Infine, un cenno di riguardo merita l’avvenuta sostituzione della categoria della “potestà” con quella della “responsabilità genitoriale”.

L’innovazione sembra avere un impatto più di natura terminologica che non sostanziale, ma la nuova espressione rischia di determinare fraintendimenti, soprattutto con riguardo agli istituti della limitazione e decadenza dalla potestà, ove l’uso della locuzione “responsabilità genitoriale” potrebbe far pensare a un’intervenuta decadenza e quindi alla cessazione dei doveri morali e materiali nei confronti del figlio.

Ci si aspetta quindi l’intervento dei tribunali per delineare i contorni di questa nuova categoria.

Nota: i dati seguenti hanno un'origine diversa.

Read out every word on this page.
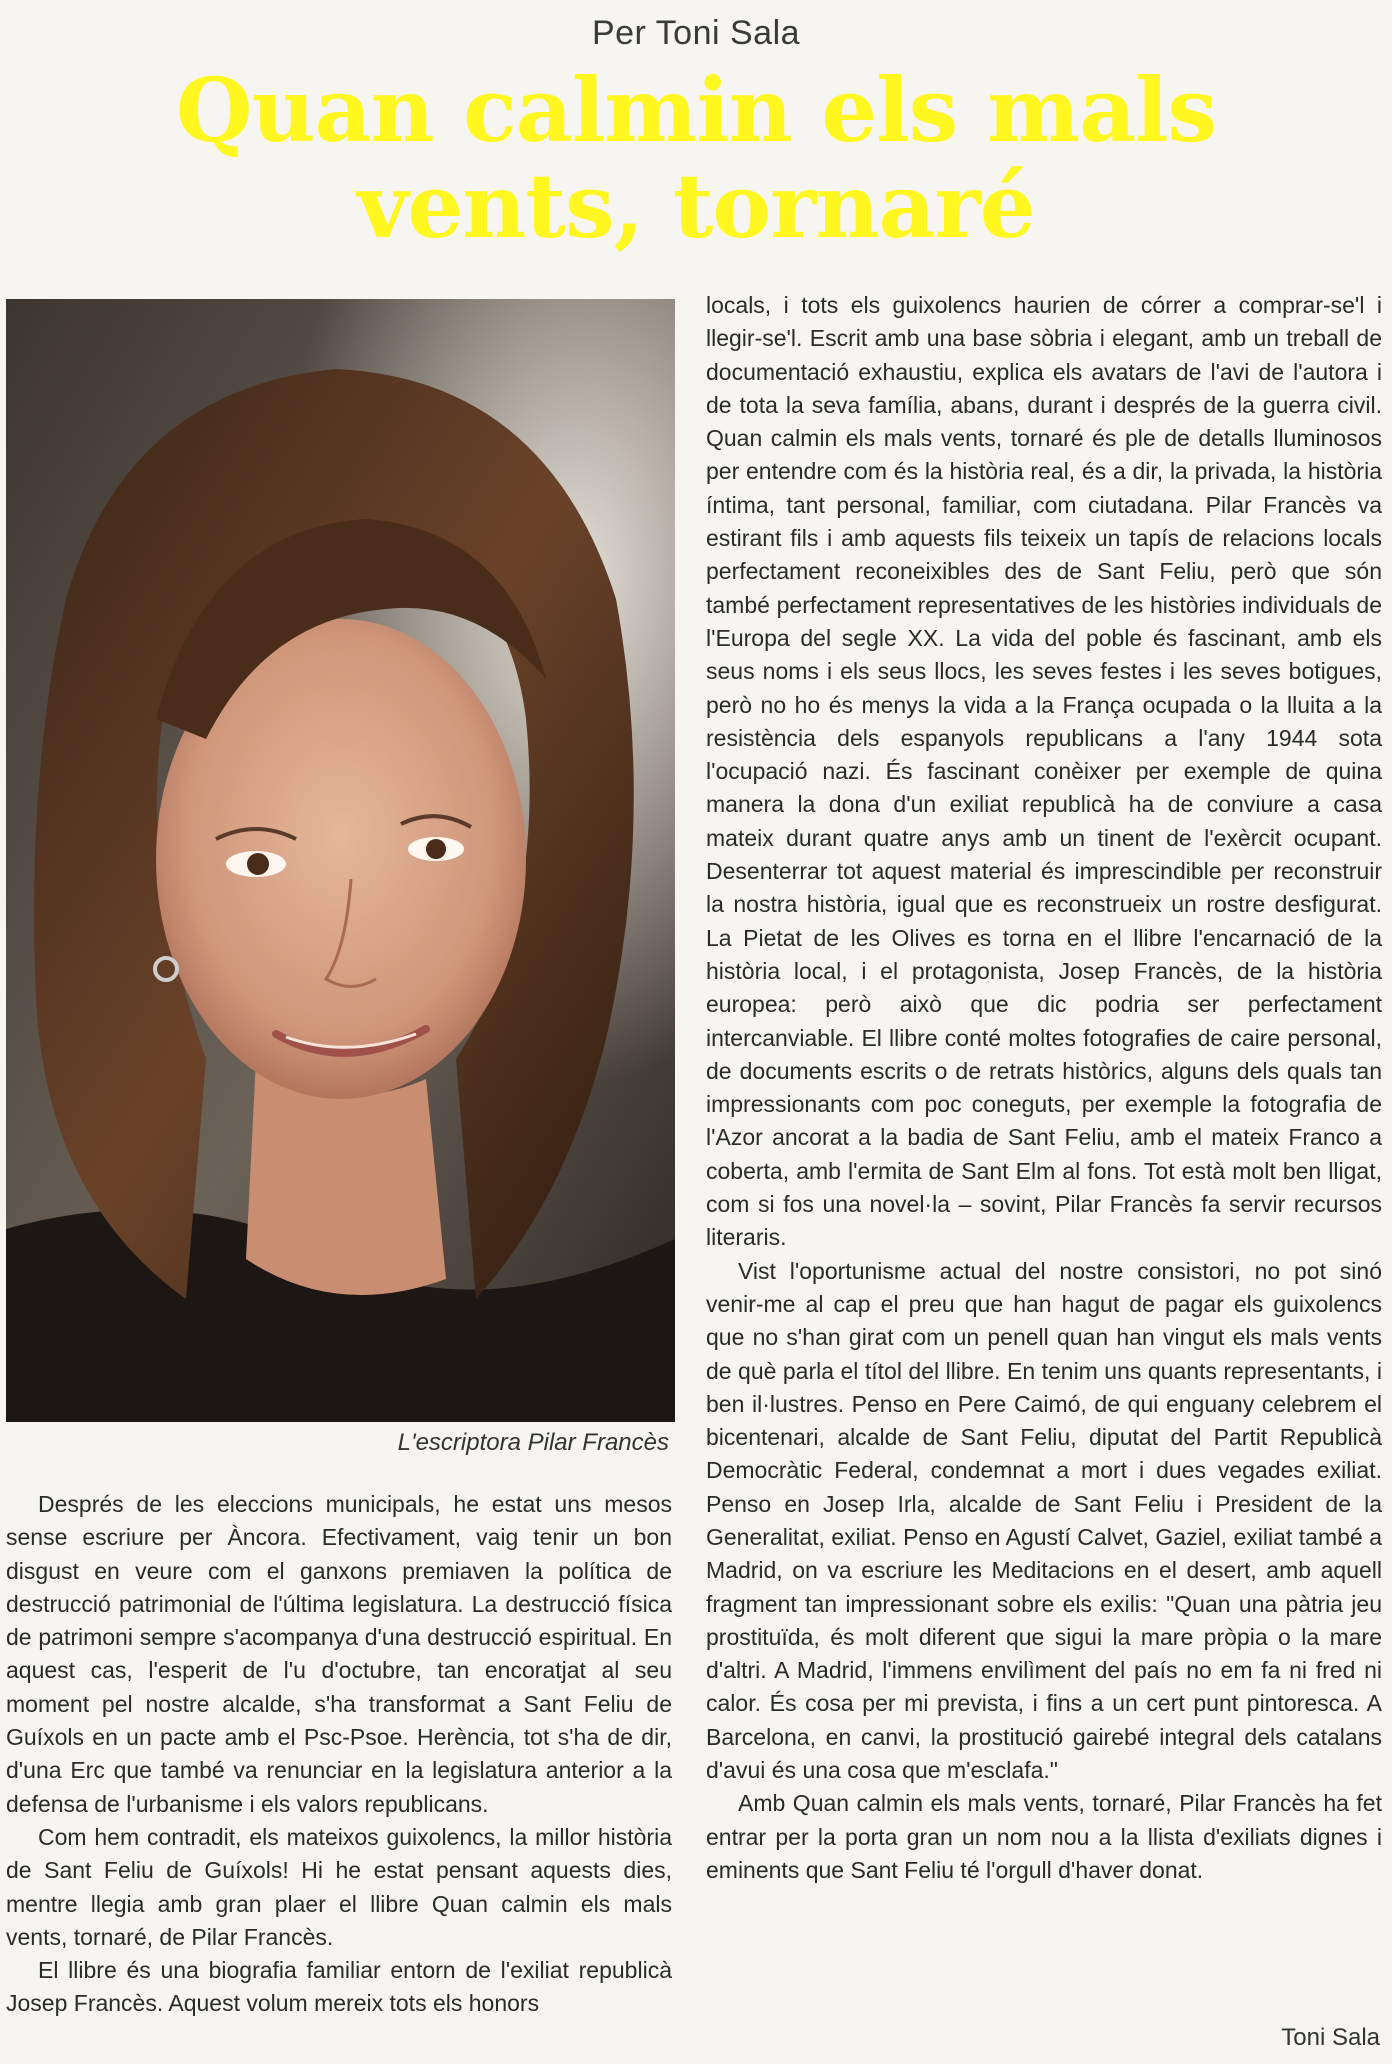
Per Toni Sala
Quan calmin els mals vents, tornaré
L'escriptora Pilar Francès

Després de les eleccions municipals, he estat uns mesos sense escriure per Àncora. Efectivament, vaig tenir un bon disgust en veure com el ganxons premiaven la política de destrucció patrimonial de l'última legislatura. La destrucció física de patrimoni sempre s'acompanya d'una destrucció espiritual. En aquest cas, l'esperit de l'u d'octubre, tan encoratjat al seu moment pel nostre alcalde, s'ha transformat a Sant Feliu de Guíxols en un pacte amb el Psc-Psoe. Herència, tot s'ha de dir, d'una Erc que també va renunciar en la legislatura anterior a la defensa de l'urbanisme i els valors republicans.

Com hem contradit, els mateixos guixolencs, la millor història de Sant Feliu de Guíxols! Hi he estat pensant aquests dies, mentre llegia amb gran plaer el llibre Quan calmin els mals vents, tornaré, de Pilar Francès.

El llibre és una biografia familiar entorn de l'exiliat republicà Josep Francès. Aquest volum mereix tots els honors

locals, i tots els guixolencs haurien de córrer a comprar-se'l i llegir-se'l. Escrit amb una base sòbria i elegant, amb un treball de documentació exhaustiu, explica els avatars de l'avi de l'autora i de tota la seva família, abans, durant i després de la guerra civil. Quan calmin els mals vents, tornaré és ple de detalls lluminosos per entendre com és la història real, és a dir, la privada, la història íntima, tant personal, familiar, com ciutadana. Pilar Francès va estirant fils i amb aquests fils teixeix un tapís de relacions locals perfectament reconeixibles des de Sant Feliu, però que són també perfectament representatives de les històries individuals de l'Europa del segle XX. La vida del poble és fascinant, amb els seus noms i els seus llocs, les seves festes i les seves botigues, però no ho és menys la vida a la França ocupada o la lluita a la resistència dels espanyols republicans a l'any 1944 sota l'ocupació nazi. És fascinant conèixer per exemple de quina manera la dona d'un exiliat republicà ha de conviure a casa mateix durant quatre anys amb un tinent de l'exèrcit ocupant. Desenterrar tot aquest material és imprescindible per reconstruir la nostra història, igual que es reconstrueix un rostre desfigurat. La Pietat de les Olives es torna en el llibre l'encarnació de la història local, i el protagonista, Josep Francès, de la història europea: però això que dic podria ser perfectament intercanviable. El llibre conté moltes fotografies de caire personal, de documents escrits o de retrats històrics, alguns dels quals tan impressionants com poc coneguts, per exemple la fotografia de l'Azor ancorat a la badia de Sant Feliu, amb el mateix Franco a coberta, amb l'ermita de Sant Elm al fons. Tot està molt ben lligat, com si fos una novel·la – sovint, Pilar Francès fa servir recursos literaris.

Vist l'oportunisme actual del nostre consistori, no pot sinó venir-me al cap el preu que han hagut de pagar els guixolencs que no s'han girat com un penell quan han vingut els mals vents de què parla el títol del llibre. En tenim uns quants representants, i ben il·lustres. Penso en Pere Caimó, de qui enguany celebrem el bicentenari, alcalde de Sant Feliu, diputat del Partit Republicà Democràtic Federal, condemnat a mort i dues vegades exiliat. Penso en Josep Irla, alcalde de Sant Feliu i President de la Generalitat, exiliat. Penso en Agustí Calvet, Gaziel, exiliat també a Madrid, on va escriure les Meditacions en el desert, amb aquell fragment tan impressionant sobre els exilis: "Quan una pàtria jeu prostituïda, és molt diferent que sigui la mare pròpia o la mare d'altri. A Madrid, l'immens envilìment del país no em fa ni fred ni calor. És cosa per mi prevista, i fins a un cert punt pintoresca. A Barcelona, en canvi, la prostitució gairebé integral dels catalans d'avui és una cosa que m'esclafa."

Amb Quan calmin els mals vents, tornaré, Pilar Francès ha fet entrar per la porta gran un nom nou a la llista d'exiliats dignes i eminents que Sant Feliu té l'orgull d'haver donat.

Toni Sala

Riscontriamo inoltre un altro importante elemento di criticità: la riforma, pur avendo notevolmente ridotto l’elenco delle materie attribuite al Tribunale dei Minorenni, ha lasciato aperto il problema della frammentazione delle competenze tra quest’ultimo ed il Tribunale ordinario. La conseguente mancanza di uniformità della disciplina processuale genera irragionevoli disparità di trattamento, in quanto oggi i procedimenti relativi ai figli di genitori non coniugati vengono celebrati con modalità diverse secondo la prassi invalsa nei singoli tribunali. La soluzione dovrebbe essere l’auspicata istituzione di organi giurisdizionali specializzati nella materia della famiglia e dei minori.

In attesa di tale soluzione, se non altro sembra che la riforma, attraverso l’equiparazione tra figli, determinerà una forte riduzione del contenzioso giudiziario e una consistente diminuzione dei procedimenti civili di volontaria giurisdizione.

Questo potrebbe costituire un importante traguardo, non minore di quello già raggiunto dalla riforma per aver finalmente dato voce a quello che da tempo in molti chiedevano: l’uguaglianza tra figli nati all’interno del matrimonio e figli nati fuori del matrimonio o adottivi.